The home of the now-deceased Canon Timothy Wainwright. A man who had “fallen” from the tower gallery eighteen months ago. A ruled accident. A dizzy spell.
The first sign was a smell. Not the usual organic rot of autumn leaves, but something fouler, deeper—a sour belch from the earth itself. Arthur Pendry, retired and living in his modest Victorian terrace on Salt Lane, Salisbury, first noticed it while deadheading his roses. He blamed a dead rat.
Hands trembling, Arthur fished it out with a trowel. He wiped the muck from the tag. It wasn't a name. It was an address: 7B, Cathedral Close. blocked external drain salisbury
It came up in a brown, reeking wave: a tangled mess of fat, wet wipes, and what looked like a child’s lost football. But as the water subsided, Arthur saw it. Not a ball.
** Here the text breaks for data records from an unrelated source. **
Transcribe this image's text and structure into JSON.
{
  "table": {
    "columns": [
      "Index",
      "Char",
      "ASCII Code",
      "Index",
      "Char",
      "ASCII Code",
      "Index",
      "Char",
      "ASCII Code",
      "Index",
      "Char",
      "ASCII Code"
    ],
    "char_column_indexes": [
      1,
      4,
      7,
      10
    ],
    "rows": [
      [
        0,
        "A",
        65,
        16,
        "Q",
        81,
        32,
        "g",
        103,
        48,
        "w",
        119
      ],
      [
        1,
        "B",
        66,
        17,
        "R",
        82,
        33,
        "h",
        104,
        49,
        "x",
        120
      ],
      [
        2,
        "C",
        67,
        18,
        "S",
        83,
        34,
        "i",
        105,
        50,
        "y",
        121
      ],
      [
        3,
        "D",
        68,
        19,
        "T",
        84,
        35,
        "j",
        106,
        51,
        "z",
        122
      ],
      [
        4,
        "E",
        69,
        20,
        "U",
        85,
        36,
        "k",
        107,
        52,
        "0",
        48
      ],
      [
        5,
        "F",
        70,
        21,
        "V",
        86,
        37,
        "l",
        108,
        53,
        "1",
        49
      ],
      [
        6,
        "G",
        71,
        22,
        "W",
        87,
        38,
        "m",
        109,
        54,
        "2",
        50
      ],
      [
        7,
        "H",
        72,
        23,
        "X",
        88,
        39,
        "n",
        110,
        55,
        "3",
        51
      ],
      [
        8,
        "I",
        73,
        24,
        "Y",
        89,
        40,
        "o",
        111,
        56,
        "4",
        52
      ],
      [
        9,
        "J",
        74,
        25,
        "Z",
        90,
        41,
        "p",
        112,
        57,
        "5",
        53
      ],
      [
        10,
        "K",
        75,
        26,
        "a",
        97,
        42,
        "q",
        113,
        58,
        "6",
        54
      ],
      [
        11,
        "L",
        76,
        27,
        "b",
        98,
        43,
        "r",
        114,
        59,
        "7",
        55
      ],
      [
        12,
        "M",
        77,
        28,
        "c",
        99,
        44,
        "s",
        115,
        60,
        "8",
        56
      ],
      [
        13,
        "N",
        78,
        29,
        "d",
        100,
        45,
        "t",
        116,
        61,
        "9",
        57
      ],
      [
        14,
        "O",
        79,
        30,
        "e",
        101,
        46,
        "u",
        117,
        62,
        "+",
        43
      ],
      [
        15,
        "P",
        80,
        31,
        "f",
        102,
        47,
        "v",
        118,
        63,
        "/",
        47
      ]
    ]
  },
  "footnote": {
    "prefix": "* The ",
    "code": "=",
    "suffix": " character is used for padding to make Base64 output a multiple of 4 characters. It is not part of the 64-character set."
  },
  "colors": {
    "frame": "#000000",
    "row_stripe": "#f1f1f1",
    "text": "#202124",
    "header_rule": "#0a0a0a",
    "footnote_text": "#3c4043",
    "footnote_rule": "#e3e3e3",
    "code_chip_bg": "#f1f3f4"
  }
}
A skull.
“It’s the council’s job,” his wife, Maureen, said from the warmth of the kitchen. “Phone them.” The home of the now-deceased Canon Timothy Wainwright
Slowly, Arthur wrapped the badger’s skull in his gardening apron. He didn't call the council. He didn't call the police. He walked instead towards the cathedral, the spire now a pale finger pointing at a clean, indifferent sky.
Small. Pale. Not human, but too large for a cat. He stared. The empty eye sockets of a badger, its fur matted into a greasy shroud, stared back. Around its neck, a thin leather strap with a silver tag. A dizzy spell
But Arthur was from a generation that solved things. He fetched his drain rods—wooden, inherited from his own father, a man who had fixed Spitfires. He knelt on the wet flagstones, the stench now a physical punch, and fed the rods into the black mouth of the drain.